Elon Musk’s having a grand old time with his new toy (not exactly something the kids find under a tree, since Twitter cost him $44 billion), but not everyone is as amused as he is. Tesla shareholders, for one, had a freakout session. And even though Lauren Boebert is thrilled about “free speech” (even though this really isn’t a First Amendment issue, as Elon has tried to make it be), the EU already warned Musk that his non-moderation and “free speech absolutist” take on every single statement isn’t going to fly with them.

Regardless, Elon apparently decided that everyone’s being too serious, and even though no one really knows where he will get all of the money (investors will help, obviously, but he might have to sell off a ton of Tesla stock), he’s taking some of this seriously.

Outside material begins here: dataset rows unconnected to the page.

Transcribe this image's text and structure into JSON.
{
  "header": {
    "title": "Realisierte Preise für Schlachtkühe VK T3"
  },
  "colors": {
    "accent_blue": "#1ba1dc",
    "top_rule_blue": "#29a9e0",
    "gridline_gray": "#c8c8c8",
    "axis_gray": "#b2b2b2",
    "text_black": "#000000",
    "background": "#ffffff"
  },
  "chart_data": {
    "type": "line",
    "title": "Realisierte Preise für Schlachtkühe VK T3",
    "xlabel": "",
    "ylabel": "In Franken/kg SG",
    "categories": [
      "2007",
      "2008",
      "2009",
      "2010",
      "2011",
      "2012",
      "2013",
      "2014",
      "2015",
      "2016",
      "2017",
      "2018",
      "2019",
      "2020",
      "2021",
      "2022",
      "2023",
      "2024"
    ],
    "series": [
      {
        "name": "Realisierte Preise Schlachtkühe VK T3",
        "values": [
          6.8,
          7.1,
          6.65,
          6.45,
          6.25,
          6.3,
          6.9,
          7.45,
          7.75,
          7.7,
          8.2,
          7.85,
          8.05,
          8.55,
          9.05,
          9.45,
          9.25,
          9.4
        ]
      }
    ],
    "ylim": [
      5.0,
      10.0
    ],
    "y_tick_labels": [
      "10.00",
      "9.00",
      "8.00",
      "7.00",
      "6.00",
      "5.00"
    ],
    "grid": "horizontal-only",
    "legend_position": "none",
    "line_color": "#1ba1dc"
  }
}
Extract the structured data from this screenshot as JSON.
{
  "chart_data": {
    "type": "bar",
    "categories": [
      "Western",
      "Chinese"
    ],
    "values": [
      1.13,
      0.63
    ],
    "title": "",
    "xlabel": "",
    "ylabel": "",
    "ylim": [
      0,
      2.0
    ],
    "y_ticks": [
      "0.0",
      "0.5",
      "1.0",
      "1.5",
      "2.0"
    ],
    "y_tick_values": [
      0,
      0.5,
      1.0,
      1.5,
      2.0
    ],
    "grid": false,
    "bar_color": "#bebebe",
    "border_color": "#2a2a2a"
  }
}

He suggested that Twitter implement end-to-end encryption like Signal does things.

Then it was time to have some fun. Bring on a “cocaine” tweet, right? That’s what happened. He couldn’t resist.

“Next,” the Tesla CEO tweeted. “I’m buying Coca-Cola to put the cocaine back in.”

And then there was this: “Let’s make Twitter maximum fun!”

From there, Elon had an absolute ball responding to coke-cocaine remarks with stuff like “Kicks Red Bull’s ass!”

This led to a reality check: Elon won’t be able to buy Coke unless a miracle happens.

And there was the inevitable: “Imagine not being able to tell when someone is joking….”

Naturally, jokes about Don Jr and Howard Hughes and plenty more rolled out as well. (Also, I’m not sure how Elon has the time to tweet so much? He has a lot going on, supposedly.)

It should be noted that Elon should not try to be a mattress guru, either. Just ask Grimes, who revealed that he wouldn’t replace a mattress with a giant hole. He also thinks that buying McDonald’s to fix ice cream machines is a step too far.